Many trade agreements exist between Latin America and the rest of the world as well as integration agreements within Latin America.  Subregional trade movements have made it possible for Latin America to unite with common goals of market access and reduced negative externalities.  The alliances have also shaped divisions in social agendas among nations.  Free trade in Latin America has the possibility to increase trade as well as divert trade away from other global players; the repercussions have been both positive and negative for different countries.  The success of free trade to increase capitol investment and bring economies out of debt crisis varies between nations and is on a case-by-case basis.  While Brazil has had relative success and is close to being a developed nation and Chile is seeing a massive rise in the middle class, nations like Argentina and Mexico have suffered from market volatility that collapsed their economies.

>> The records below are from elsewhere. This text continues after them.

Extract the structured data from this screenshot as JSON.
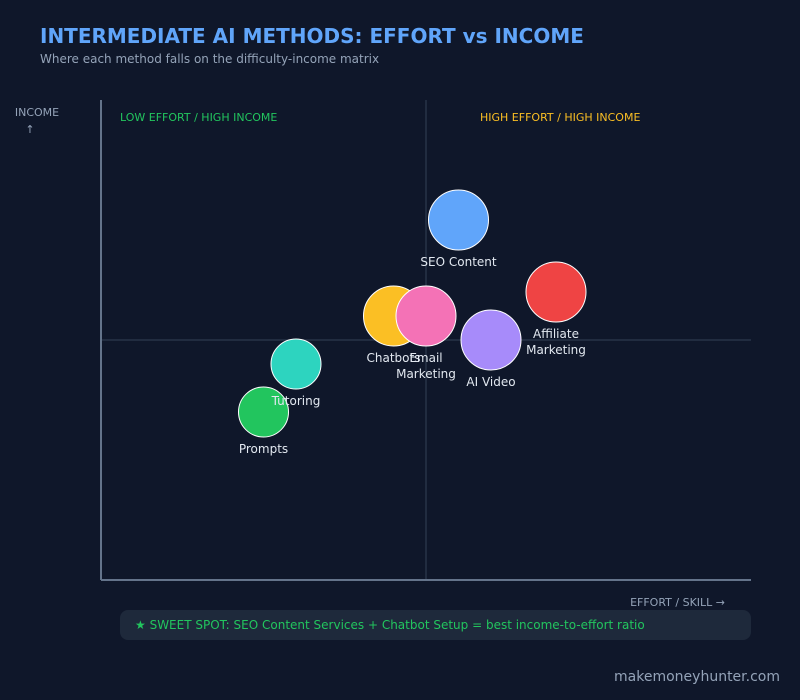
{
  "header": {
    "title": "INTERMEDIATE AI METHODS: EFFORT vs INCOME",
    "subtitle": "Where each method falls on the difficulty-income matrix"
  },
  "chart_data": {
    "type": "scatter",
    "xlabel": "EFFORT / SKILL →",
    "ylabel": "INCOME ↑",
    "grid": false,
    "quadrant_dividers": true,
    "quadrants": [
      {
        "label": "LOW EFFORT / HIGH INCOME",
        "color": "#22c55e"
      },
      {
        "label": "HIGH EFFORT / HIGH INCOME",
        "color": "#fbbf24"
      }
    ],
    "points": [
      {
        "name": "SEO Content",
        "label_lines": [
          "SEO Content"
        ],
        "x": 0.55,
        "y": 0.75,
        "color": "#60a5fa"
      },
      {
        "name": "Affiliate Marketing",
        "label_lines": [
          "Affiliate",
          "Marketing"
        ],
        "x": 0.7,
        "y": 0.6,
        "color": "#ef4444"
      },
      {
        "name": "Chatbots",
        "label_lines": [
          "Chatbots"
        ],
        "x": 0.45,
        "y": 0.55,
        "color": "#fbbf24"
      },
      {
        "name": "Email Marketing",
        "label_lines": [
          "Email",
          "Marketing"
        ],
        "x": 0.5,
        "y": 0.55,
        "color": "#f472b6"
      },
      {
        "name": "AI Video",
        "label_lines": [
          "AI Video"
        ],
        "x": 0.6,
        "y": 0.5,
        "color": "#a78bfa"
      },
      {
        "name": "Tutoring",
        "label_lines": [
          "Tutoring"
        ],
        "x": 0.3,
        "y": 0.45,
        "color": "#2dd4bf"
      },
      {
        "name": "Prompts",
        "label_lines": [
          "Prompts"
        ],
        "x": 0.25,
        "y": 0.35,
        "color": "#22c55e"
      }
    ]
  },
  "callout": {
    "text": "★ SWEET SPOT: SEO Content Services + Chatbot Setup = best income-to-effort ratio"
  },
  "footer": {
    "watermark": "makemoneyhunter.com"
  },
  "colors": {
    "background": "#0f172a",
    "axis": "#64748b",
    "divider": "#334155",
    "title": "#60a5fa",
    "muted": "#94a3b8"
  }
}
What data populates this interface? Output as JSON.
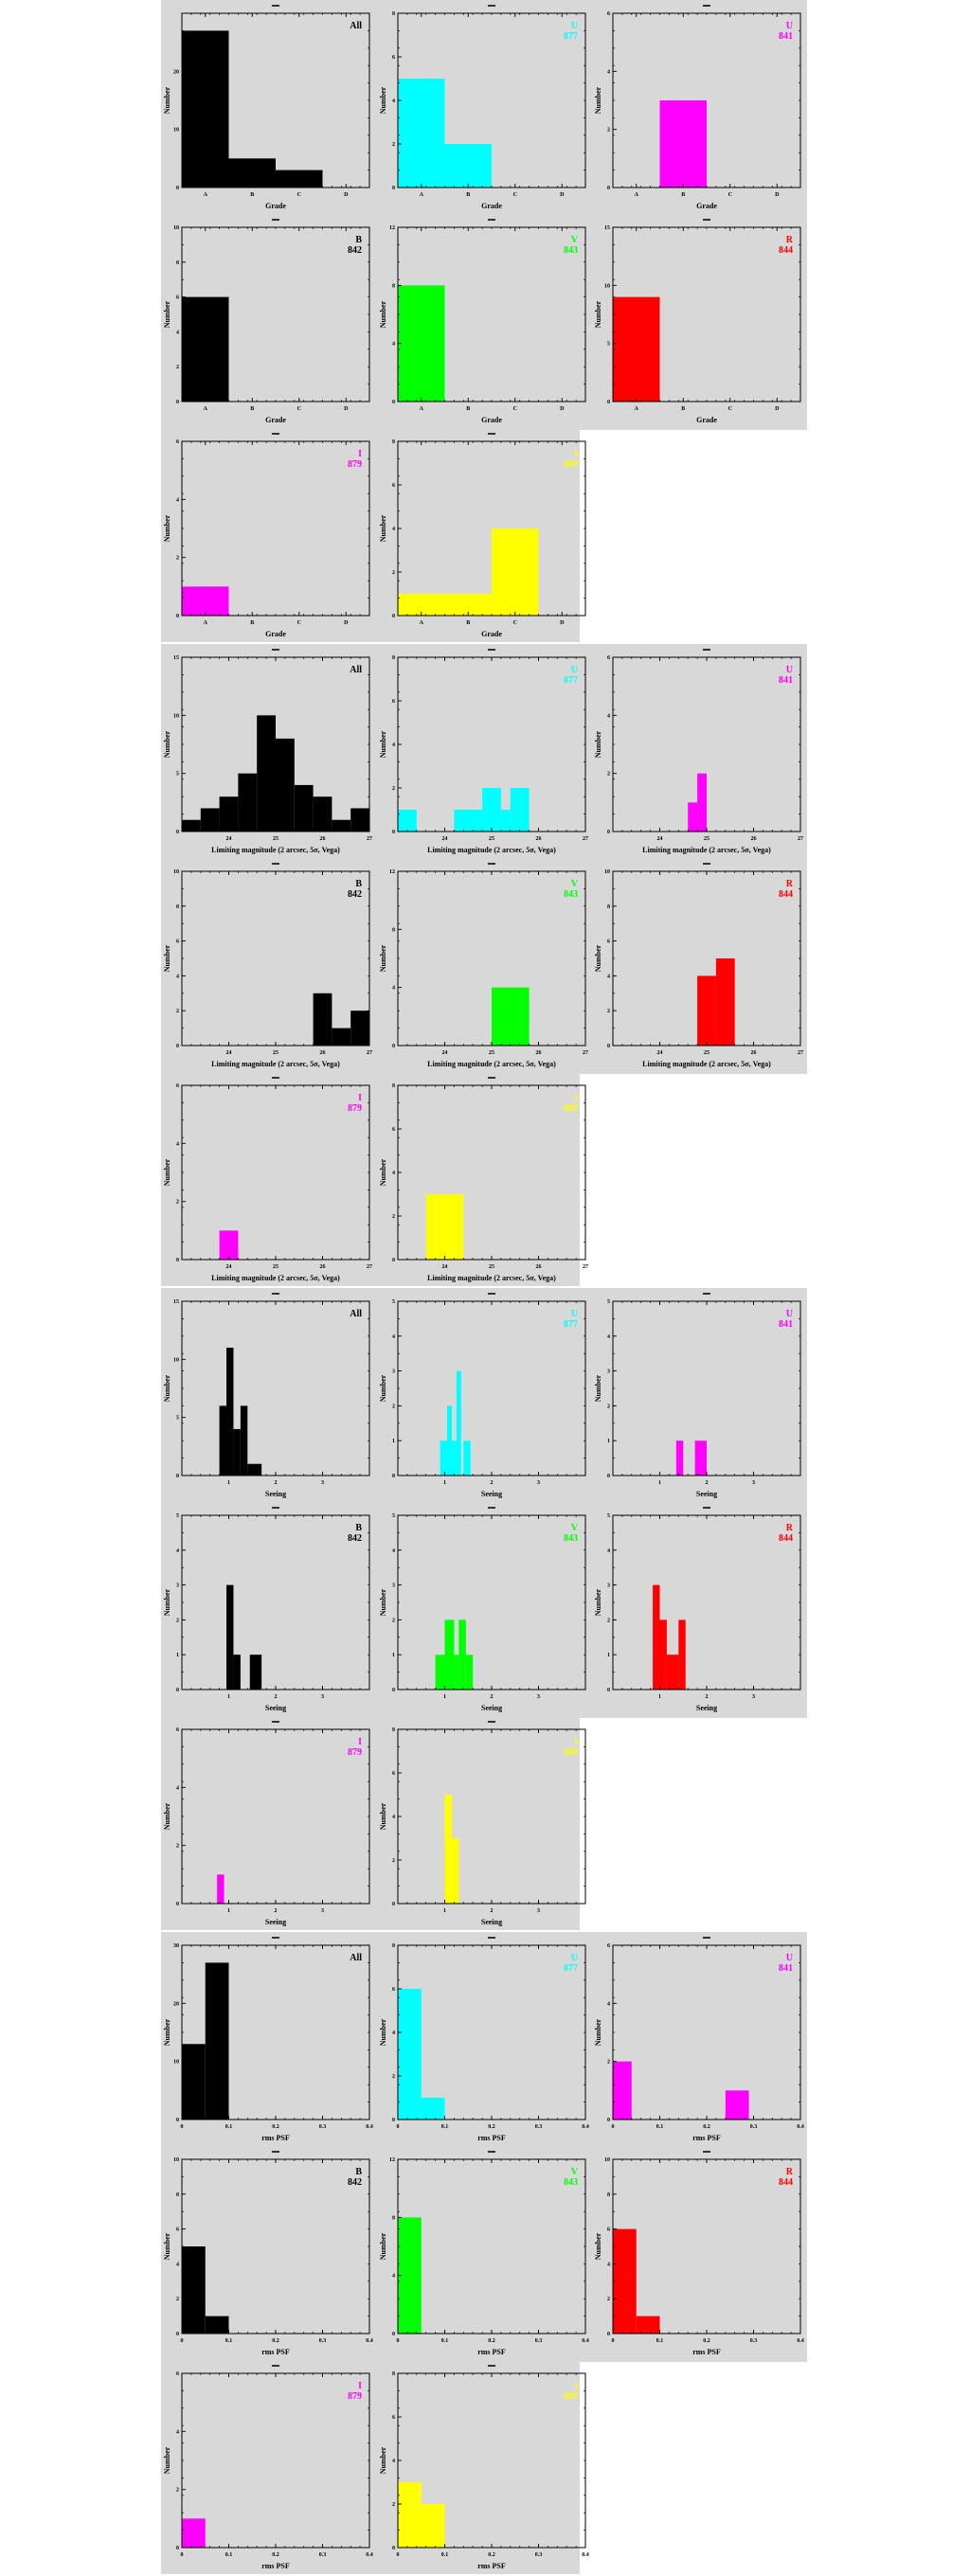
{
  "sections": [
    {
      "name": "grade",
      "xlabel": "Grade",
      "xlim": [
        0,
        4
      ],
      "xticks": [
        {
          "v": 0.5,
          "l": "A"
        },
        {
          "v": 1.5,
          "l": "B"
        },
        {
          "v": 2.5,
          "l": "C"
        },
        {
          "v": 3.5,
          "l": "D"
        }
      ],
      "xticks_minor": [],
      "panels": [
        {
          "label": "All",
          "id": "",
          "color": "#000000",
          "ylim": [
            0,
            30
          ],
          "yticks": [
            0,
            10,
            20
          ],
          "bars": [
            {
              "x0": 0,
              "x1": 1,
              "y": 27
            },
            {
              "x0": 1,
              "x1": 2,
              "y": 5
            },
            {
              "x0": 2,
              "x1": 3,
              "y": 3
            }
          ]
        },
        {
          "label": "U",
          "id": "877",
          "color": "#00ffff",
          "ylim": [
            0,
            8
          ],
          "yticks": [
            0,
            2,
            4,
            6,
            8
          ],
          "bars": [
            {
              "x0": 0,
              "x1": 1,
              "y": 5
            },
            {
              "x0": 1,
              "x1": 2,
              "y": 2
            }
          ]
        },
        {
          "label": "U",
          "id": "841",
          "color": "#ff00ff",
          "ylim": [
            0,
            6
          ],
          "yticks": [
            0,
            2,
            4,
            6
          ],
          "bars": [
            {
              "x0": 1,
              "x1": 2,
              "y": 3
            }
          ]
        },
        {
          "label": "B",
          "id": "842",
          "color": "#000000",
          "ylim": [
            0,
            10
          ],
          "yticks": [
            0,
            2,
            4,
            6,
            8,
            10
          ],
          "bars": [
            {
              "x0": 0,
              "x1": 1,
              "y": 6
            }
          ]
        },
        {
          "label": "V",
          "id": "843",
          "color": "#00ff00",
          "ylim": [
            0,
            12
          ],
          "yticks": [
            0,
            4,
            8,
            12
          ],
          "bars": [
            {
              "x0": 0,
              "x1": 1,
              "y": 8
            }
          ]
        },
        {
          "label": "R",
          "id": "844",
          "color": "#ff0000",
          "ylim": [
            0,
            15
          ],
          "yticks": [
            0,
            5,
            10,
            15
          ],
          "bars": [
            {
              "x0": 0,
              "x1": 1,
              "y": 9
            }
          ]
        },
        {
          "label": "I",
          "id": "879",
          "color": "#ff00ff",
          "ylim": [
            0,
            6
          ],
          "yticks": [
            0,
            2,
            4,
            6
          ],
          "bars": [
            {
              "x0": 0,
              "x1": 1,
              "y": 1
            }
          ]
        },
        {
          "label": "I",
          "id": "880",
          "color": "#ffff00",
          "ylim": [
            0,
            8
          ],
          "yticks": [
            0,
            2,
            4,
            6,
            8
          ],
          "bars": [
            {
              "x0": 0,
              "x1": 2,
              "y": 1
            },
            {
              "x0": 2,
              "x1": 3,
              "y": 4
            }
          ]
        }
      ]
    },
    {
      "name": "limiting-magnitude",
      "xlabel": "Limiting magnitude (2 arcsec, 5σ, Vega)",
      "xlim": [
        23,
        27
      ],
      "xticks": [
        {
          "v": 24,
          "l": "24"
        },
        {
          "v": 25,
          "l": "25"
        },
        {
          "v": 26,
          "l": "26"
        },
        {
          "v": 27,
          "l": "27"
        }
      ],
      "xticks_minor": [],
      "panels": [
        {
          "label": "All",
          "id": "",
          "color": "#000000",
          "ylim": [
            0,
            15
          ],
          "yticks": [
            0,
            5,
            10,
            15
          ],
          "bars": [
            {
              "x0": 23.0,
              "x1": 23.4,
              "y": 1
            },
            {
              "x0": 23.4,
              "x1": 23.8,
              "y": 2
            },
            {
              "x0": 23.8,
              "x1": 24.2,
              "y": 3
            },
            {
              "x0": 24.2,
              "x1": 24.6,
              "y": 5
            },
            {
              "x0": 24.6,
              "x1": 25.0,
              "y": 10
            },
            {
              "x0": 25.0,
              "x1": 25.4,
              "y": 8
            },
            {
              "x0": 25.4,
              "x1": 25.8,
              "y": 4
            },
            {
              "x0": 25.8,
              "x1": 26.2,
              "y": 3
            },
            {
              "x0": 26.2,
              "x1": 26.6,
              "y": 1
            },
            {
              "x0": 26.6,
              "x1": 27.0,
              "y": 2
            }
          ]
        },
        {
          "label": "U",
          "id": "877",
          "color": "#00ffff",
          "ylim": [
            0,
            8
          ],
          "yticks": [
            0,
            2,
            4,
            6,
            8
          ],
          "bars": [
            {
              "x0": 23.0,
              "x1": 23.4,
              "y": 1
            },
            {
              "x0": 24.2,
              "x1": 24.6,
              "y": 1
            },
            {
              "x0": 24.6,
              "x1": 24.8,
              "y": 1
            },
            {
              "x0": 24.8,
              "x1": 25.2,
              "y": 2
            },
            {
              "x0": 25.2,
              "x1": 25.4,
              "y": 1
            },
            {
              "x0": 25.4,
              "x1": 25.8,
              "y": 2
            }
          ]
        },
        {
          "label": "U",
          "id": "841",
          "color": "#ff00ff",
          "ylim": [
            0,
            6
          ],
          "yticks": [
            0,
            2,
            4,
            6
          ],
          "bars": [
            {
              "x0": 24.6,
              "x1": 24.8,
              "y": 1
            },
            {
              "x0": 24.8,
              "x1": 25.0,
              "y": 2
            }
          ]
        },
        {
          "label": "B",
          "id": "842",
          "color": "#000000",
          "ylim": [
            0,
            10
          ],
          "yticks": [
            0,
            2,
            4,
            6,
            8,
            10
          ],
          "bars": [
            {
              "x0": 25.8,
              "x1": 26.2,
              "y": 3
            },
            {
              "x0": 26.2,
              "x1": 26.6,
              "y": 1
            },
            {
              "x0": 26.6,
              "x1": 27.0,
              "y": 2
            }
          ]
        },
        {
          "label": "V",
          "id": "843",
          "color": "#00ff00",
          "ylim": [
            0,
            12
          ],
          "yticks": [
            0,
            4,
            8,
            12
          ],
          "bars": [
            {
              "x0": 25.0,
              "x1": 25.8,
              "y": 4
            }
          ]
        },
        {
          "label": "R",
          "id": "844",
          "color": "#ff0000",
          "ylim": [
            0,
            10
          ],
          "yticks": [
            0,
            2,
            4,
            6,
            8,
            10
          ],
          "bars": [
            {
              "x0": 24.8,
              "x1": 25.2,
              "y": 4
            },
            {
              "x0": 25.2,
              "x1": 25.6,
              "y": 5
            }
          ]
        },
        {
          "label": "I",
          "id": "879",
          "color": "#ff00ff",
          "ylim": [
            0,
            6
          ],
          "yticks": [
            0,
            2,
            4,
            6
          ],
          "bars": [
            {
              "x0": 23.8,
              "x1": 24.2,
              "y": 1
            }
          ]
        },
        {
          "label": "I",
          "id": "880",
          "color": "#ffff00",
          "ylim": [
            0,
            8
          ],
          "yticks": [
            0,
            2,
            4,
            6,
            8
          ],
          "bars": [
            {
              "x0": 23.6,
              "x1": 24.4,
              "y": 3
            }
          ]
        }
      ]
    },
    {
      "name": "seeing",
      "xlabel": "Seeing",
      "xlim": [
        0,
        4
      ],
      "xticks": [
        {
          "v": 1,
          "l": "1"
        },
        {
          "v": 2,
          "l": "2"
        },
        {
          "v": 3,
          "l": "3"
        }
      ],
      "xticks_minor": [],
      "panels": [
        {
          "label": "All",
          "id": "",
          "color": "#000000",
          "ylim": [
            0,
            15
          ],
          "yticks": [
            0,
            5,
            10,
            15
          ],
          "bars": [
            {
              "x0": 0.8,
              "x1": 0.95,
              "y": 6
            },
            {
              "x0": 0.95,
              "x1": 1.1,
              "y": 11
            },
            {
              "x0": 1.1,
              "x1": 1.25,
              "y": 4
            },
            {
              "x0": 1.25,
              "x1": 1.4,
              "y": 6
            },
            {
              "x0": 1.4,
              "x1": 1.7,
              "y": 1
            }
          ]
        },
        {
          "label": "U",
          "id": "877",
          "color": "#00ffff",
          "ylim": [
            0,
            5
          ],
          "yticks": [
            0,
            1,
            2,
            3,
            4,
            5
          ],
          "bars": [
            {
              "x0": 0.9,
              "x1": 1.05,
              "y": 1
            },
            {
              "x0": 1.05,
              "x1": 1.15,
              "y": 2
            },
            {
              "x0": 1.15,
              "x1": 1.25,
              "y": 1
            },
            {
              "x0": 1.25,
              "x1": 1.35,
              "y": 3
            },
            {
              "x0": 1.4,
              "x1": 1.55,
              "y": 1
            }
          ]
        },
        {
          "label": "U",
          "id": "841",
          "color": "#ff00ff",
          "ylim": [
            0,
            5
          ],
          "yticks": [
            0,
            1,
            2,
            3,
            4,
            5
          ],
          "bars": [
            {
              "x0": 1.35,
              "x1": 1.5,
              "y": 1
            },
            {
              "x0": 1.75,
              "x1": 2.0,
              "y": 1
            }
          ]
        },
        {
          "label": "B",
          "id": "842",
          "color": "#000000",
          "ylim": [
            0,
            5
          ],
          "yticks": [
            0,
            1,
            2,
            3,
            4,
            5
          ],
          "bars": [
            {
              "x0": 0.95,
              "x1": 1.1,
              "y": 3
            },
            {
              "x0": 1.1,
              "x1": 1.25,
              "y": 1
            },
            {
              "x0": 1.45,
              "x1": 1.7,
              "y": 1
            }
          ]
        },
        {
          "label": "V",
          "id": "843",
          "color": "#00ff00",
          "ylim": [
            0,
            5
          ],
          "yticks": [
            0,
            1,
            2,
            3,
            4,
            5
          ],
          "bars": [
            {
              "x0": 0.8,
              "x1": 1.0,
              "y": 1
            },
            {
              "x0": 1.0,
              "x1": 1.2,
              "y": 2
            },
            {
              "x0": 1.2,
              "x1": 1.3,
              "y": 1
            },
            {
              "x0": 1.3,
              "x1": 1.45,
              "y": 2
            },
            {
              "x0": 1.45,
              "x1": 1.6,
              "y": 1
            }
          ]
        },
        {
          "label": "R",
          "id": "844",
          "color": "#ff0000",
          "ylim": [
            0,
            5
          ],
          "yticks": [
            0,
            1,
            2,
            3,
            4,
            5
          ],
          "bars": [
            {
              "x0": 0.85,
              "x1": 1.0,
              "y": 3
            },
            {
              "x0": 1.0,
              "x1": 1.15,
              "y": 2
            },
            {
              "x0": 1.15,
              "x1": 1.4,
              "y": 1
            },
            {
              "x0": 1.4,
              "x1": 1.55,
              "y": 2
            }
          ]
        },
        {
          "label": "I",
          "id": "879",
          "color": "#ff00ff",
          "ylim": [
            0,
            6
          ],
          "yticks": [
            0,
            2,
            4,
            6
          ],
          "bars": [
            {
              "x0": 0.75,
              "x1": 0.9,
              "y": 1
            }
          ]
        },
        {
          "label": "I",
          "id": "880",
          "color": "#ffff00",
          "ylim": [
            0,
            8
          ],
          "yticks": [
            0,
            2,
            4,
            6,
            8
          ],
          "bars": [
            {
              "x0": 1.0,
              "x1": 1.15,
              "y": 5
            },
            {
              "x0": 1.15,
              "x1": 1.3,
              "y": 3
            }
          ]
        }
      ]
    },
    {
      "name": "rms-psf",
      "xlabel": "rms PSF",
      "xlim": [
        0,
        0.4
      ],
      "xticks": [
        {
          "v": 0,
          "l": "0"
        },
        {
          "v": 0.1,
          "l": "0.1"
        },
        {
          "v": 0.2,
          "l": "0.2"
        },
        {
          "v": 0.3,
          "l": "0.3"
        },
        {
          "v": 0.4,
          "l": "0.4"
        }
      ],
      "xticks_minor": [],
      "panels": [
        {
          "label": "All",
          "id": "",
          "color": "#000000",
          "ylim": [
            0,
            30
          ],
          "yticks": [
            0,
            10,
            20,
            30
          ],
          "bars": [
            {
              "x0": 0.0,
              "x1": 0.05,
              "y": 13
            },
            {
              "x0": 0.05,
              "x1": 0.1,
              "y": 27
            }
          ]
        },
        {
          "label": "U",
          "id": "877",
          "color": "#00ffff",
          "ylim": [
            0,
            8
          ],
          "yticks": [
            0,
            2,
            4,
            6,
            8
          ],
          "bars": [
            {
              "x0": 0.0,
              "x1": 0.05,
              "y": 6
            },
            {
              "x0": 0.05,
              "x1": 0.1,
              "y": 1
            }
          ]
        },
        {
          "label": "U",
          "id": "841",
          "color": "#ff00ff",
          "ylim": [
            0,
            6
          ],
          "yticks": [
            0,
            2,
            4,
            6
          ],
          "bars": [
            {
              "x0": 0.0,
              "x1": 0.04,
              "y": 2
            },
            {
              "x0": 0.24,
              "x1": 0.29,
              "y": 1
            }
          ]
        },
        {
          "label": "B",
          "id": "842",
          "color": "#000000",
          "ylim": [
            0,
            10
          ],
          "yticks": [
            0,
            2,
            4,
            6,
            8,
            10
          ],
          "bars": [
            {
              "x0": 0.0,
              "x1": 0.05,
              "y": 5
            },
            {
              "x0": 0.05,
              "x1": 0.1,
              "y": 1
            }
          ]
        },
        {
          "label": "V",
          "id": "843",
          "color": "#00ff00",
          "ylim": [
            0,
            12
          ],
          "yticks": [
            0,
            4,
            8,
            12
          ],
          "bars": [
            {
              "x0": 0.0,
              "x1": 0.05,
              "y": 8
            }
          ]
        },
        {
          "label": "R",
          "id": "844",
          "color": "#ff0000",
          "ylim": [
            0,
            10
          ],
          "yticks": [
            0,
            2,
            4,
            6,
            8,
            10
          ],
          "bars": [
            {
              "x0": 0.0,
              "x1": 0.05,
              "y": 6
            },
            {
              "x0": 0.05,
              "x1": 0.1,
              "y": 1
            }
          ]
        },
        {
          "label": "I",
          "id": "879",
          "color": "#ff00ff",
          "ylim": [
            0,
            6
          ],
          "yticks": [
            0,
            2,
            4,
            6
          ],
          "bars": [
            {
              "x0": 0.0,
              "x1": 0.05,
              "y": 1
            }
          ]
        },
        {
          "label": "I",
          "id": "880",
          "color": "#ffff00",
          "ylim": [
            0,
            8
          ],
          "yticks": [
            0,
            2,
            4,
            6,
            8
          ],
          "bars": [
            {
              "x0": 0.0,
              "x1": 0.05,
              "y": 3
            },
            {
              "x0": 0.05,
              "x1": 0.1,
              "y": 2
            }
          ]
        }
      ]
    }
  ],
  "ylabel": "Number",
  "chart_data": {
    "type": "bar",
    "note_series": "histograms; see sections[].panels[].bars for bin edges (x0,x1) and counts (y)"
  }
}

In the past thirty years Latin America went through drastic and fluctuating changes that reached deep into the fabric of society.  Latin America was required to abandon close to fifty years of ideology and restructure to neo liberal policies in order to make the rest of the world feel confident enough to resume loaning money.  The results have been somewhat positive in some nations but overall the policies have missed target.  Instead of focusing on the underlying cultural and political problems that increased the debt the IMF focused on the money supply and inflation so countries could service their debt.  Western banks did not mobilize Latin America to rise out of debt, only continue it.  In order for Latin America to stabilize their economies they need to have changes in society that promote increase in labour capitol and value added products, diversifying exports and branching into new markets.  Such a holistic and eclectic approach will not corner a government into committing to ideology that could hold development at bay.